Dec. 28, 1936 presents LIFE in it’s sixth week of existence. Already LIFE is selling 600,000 copies a week and squeezing the existing presses dry trying to meet demand. This high-caliber printing job is done on heavily enameled paper almost at newspaper speed by R.R. Donnelley & Sons in Chicago. LIFE is clearly a “picture magazine” at this point and doesn’t delve into the subject matter with much narrative. It will take another year or so for the magazine to find it’s “voice.”

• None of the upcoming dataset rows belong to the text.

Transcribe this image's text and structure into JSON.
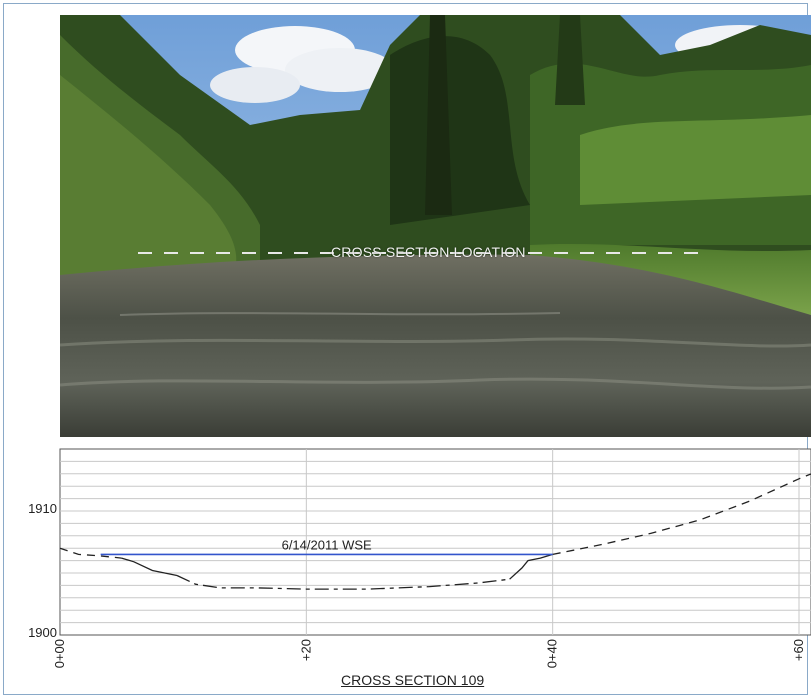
{
  "photo": {
    "caption": "CROSS SECTION LOCATION"
  },
  "chart_data": {
    "type": "line",
    "title": "CROSS SECTION 109",
    "xlabel": "",
    "ylabel": "",
    "xlim": [
      0,
      60
    ],
    "ylim": [
      1900,
      1915
    ],
    "x_ticks": [
      0,
      20,
      40,
      60
    ],
    "x_tick_labels": [
      "0+00",
      "+20",
      "0+40",
      "+60"
    ],
    "y_ticks": [
      1900,
      1910
    ],
    "y_tick_labels": [
      "1900",
      "1910"
    ],
    "grid": true,
    "series": [
      {
        "style": "dashed",
        "color": "#222222",
        "x": [
          0,
          1.5,
          3,
          5
        ],
        "y": [
          1907.0,
          1906.5,
          1906.4,
          1906.2
        ]
      },
      {
        "style": "solid",
        "color": "#222222",
        "x": [
          5,
          6,
          7.5,
          9.5
        ],
        "y": [
          1906.2,
          1905.9,
          1905.2,
          1904.8
        ]
      },
      {
        "style": "dashdot",
        "color": "#222222",
        "x": [
          9.5,
          11,
          13,
          16,
          20,
          25,
          30,
          34,
          36.5
        ],
        "y": [
          1904.8,
          1904.1,
          1903.8,
          1903.8,
          1903.7,
          1903.7,
          1903.9,
          1904.2,
          1904.5
        ]
      },
      {
        "style": "solid",
        "color": "#222222",
        "x": [
          36.5,
          37.5,
          38,
          39,
          40
        ],
        "y": [
          1904.5,
          1905.4,
          1906.0,
          1906.2,
          1906.5
        ]
      },
      {
        "style": "dashed",
        "color": "#222222",
        "x": [
          40,
          44,
          48,
          52,
          56,
          60,
          61
        ],
        "y": [
          1906.5,
          1907.3,
          1908.2,
          1909.3,
          1910.8,
          1912.6,
          1913.0
        ]
      }
    ],
    "wse": {
      "label": "6/14/2011 WSE",
      "color": "#3355cc",
      "x": [
        3.3,
        40
      ],
      "y": 1906.5
    }
  }
}
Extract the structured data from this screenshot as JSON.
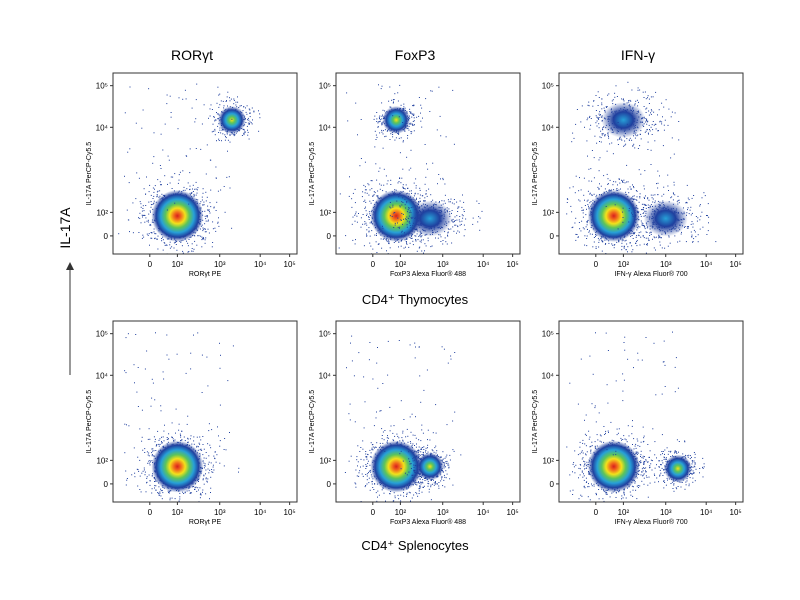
{
  "figure": {
    "y_axis_group_label": "IL-17A",
    "row_labels": [
      "CD4⁺ Thymocytes",
      "CD4⁺ Splenocytes"
    ],
    "column_titles": [
      "RORγt",
      "FoxP3",
      "IFN-γ"
    ]
  },
  "colors": {
    "density_low": "#1f3f9e",
    "density_mid_low": "#27a0d8",
    "density_mid": "#5cc45a",
    "density_mid_high": "#f3e21b",
    "density_high": "#f26c1c",
    "density_peak": "#d71e1e",
    "frame": "#333333"
  },
  "chart_data": [
    {
      "type": "scatter",
      "title": "RORγt",
      "xlabel": "RORγt PE",
      "ylabel": "IL-17A PerCP-Cy5.5",
      "x_scale": "biexponential",
      "y_scale": "biexponential",
      "xticks": [
        "0",
        "10²",
        "10³",
        "10⁴",
        "10⁵"
      ],
      "yticks": [
        "0",
        "10²",
        "10⁴",
        "10⁵"
      ],
      "populations": [
        {
          "name": "",
          "x_center": 100,
          "y_center": 50,
          "density": "high"
        },
        {
          "name": "",
          "x_center": 2000,
          "y_center": 15000,
          "density": "medium"
        }
      ]
    },
    {
      "type": "scatter",
      "title": "FoxP3",
      "xlabel": "FoxP3 Alexa Fluor® 488",
      "ylabel": "IL-17A PerCP-Cy5.5",
      "x_scale": "biexponential",
      "y_scale": "biexponential",
      "xticks": [
        "0",
        "10²",
        "10³",
        "10⁴",
        "10⁵"
      ],
      "yticks": [
        "0",
        "10²",
        "10⁴",
        "10⁵"
      ],
      "populations": [
        {
          "name": "",
          "x_center": 50,
          "y_center": 50,
          "density": "high"
        },
        {
          "name": "",
          "x_center": 50,
          "y_center": 15000,
          "density": "medium"
        },
        {
          "name": "",
          "x_center": 500,
          "y_center": 30,
          "density": "low"
        }
      ]
    },
    {
      "type": "scatter",
      "title": "IFN-γ",
      "xlabel": "IFN-γ Alexa Fluor® 700",
      "ylabel": "IL-17A PerCP-Cy5.5",
      "x_scale": "biexponential",
      "y_scale": "biexponential",
      "xticks": [
        "0",
        "10²",
        "10³",
        "10⁴",
        "10⁵"
      ],
      "yticks": [
        "0",
        "10²",
        "10⁴",
        "10⁵"
      ],
      "populations": [
        {
          "name": "",
          "x_center": 20,
          "y_center": 50,
          "density": "high"
        },
        {
          "name": "",
          "x_center": 100,
          "y_center": 15000,
          "density": "low"
        },
        {
          "name": "",
          "x_center": 1000,
          "y_center": 30,
          "density": "low"
        }
      ]
    },
    {
      "type": "scatter",
      "title": "",
      "xlabel": "RORγt PE",
      "ylabel": "IL-17A PerCP-Cy5.5",
      "x_scale": "biexponential",
      "y_scale": "biexponential",
      "xticks": [
        "0",
        "10²",
        "10³",
        "10⁴",
        "10⁵"
      ],
      "yticks": [
        "0",
        "10²",
        "10⁴",
        "10⁵"
      ],
      "populations": [
        {
          "name": "",
          "x_center": 100,
          "y_center": 30,
          "density": "high"
        }
      ]
    },
    {
      "type": "scatter",
      "title": "",
      "xlabel": "FoxP3 Alexa Fluor® 488",
      "ylabel": "IL-17A PerCP-Cy5.5",
      "x_scale": "biexponential",
      "y_scale": "biexponential",
      "xticks": [
        "0",
        "10²",
        "10³",
        "10⁴",
        "10⁵"
      ],
      "yticks": [
        "0",
        "10²",
        "10⁴",
        "10⁵"
      ],
      "populations": [
        {
          "name": "",
          "x_center": 50,
          "y_center": 30,
          "density": "high"
        },
        {
          "name": "",
          "x_center": 500,
          "y_center": 30,
          "density": "medium"
        }
      ]
    },
    {
      "type": "scatter",
      "title": "",
      "xlabel": "IFN-γ Alexa Fluor® 700",
      "ylabel": "IL-17A PerCP-Cy5.5",
      "x_scale": "biexponential",
      "y_scale": "biexponential",
      "xticks": [
        "0",
        "10²",
        "10³",
        "10⁴",
        "10⁵"
      ],
      "yticks": [
        "0",
        "10²",
        "10⁴",
        "10⁵"
      ],
      "populations": [
        {
          "name": "",
          "x_center": 20,
          "y_center": 30,
          "density": "high"
        },
        {
          "name": "",
          "x_center": 2000,
          "y_center": 20,
          "density": "medium"
        }
      ]
    }
  ]
}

Dancing was the rage in 1936 and “…people of all ages and sizes are dancing as never before.” And Arthur Murray’s dancing school was booming. The Murray building in New York City had 128 studios occupying eight floors. A loudspeaker phonograph system offered a constant choice of four kinds of dance melodies. Mr. and Mrs. John D. Rockefeller Jr. had two Murray instructors come to their home three times a week for two hour sessions. It was an ambition of every amateur to some day dance like Fred Astaire, whose amusing, wry expression is as familiar as his flying feet to millions of movie goers. The Lindy Hop was Harlem’s favorite dance which is sort of a strut plus fox-trotting and several improvisations thrown in.
LIFE Publisher Henry Luce’s parents were missionaries in China where he was raised before being sent to boarding school in England and then America. He introduces Chiang Kai-Shek to America in this issue and declares him “Hero of the week.” Luce stuck with this corrupt and ruthless politician and military leader until the bitter end in 1949. In 1927 Chiang split with the Communist wing of the Nationalist party and set up the Nationalist Government in Nanking. As the above pictures illustrate, captured Communists were executed on the spot by the Nationalists. “Strangest paradox in Chinese character is its mixture of tenderness and cruelty,” rationalizes Luce. In addition to the Chinese Civil War in 1936, China was also resisting the Japanese invasion of Manchuria. Note the above picture of Japan’s gigantic electric trumpets to serve as ears for detecting enemy planes.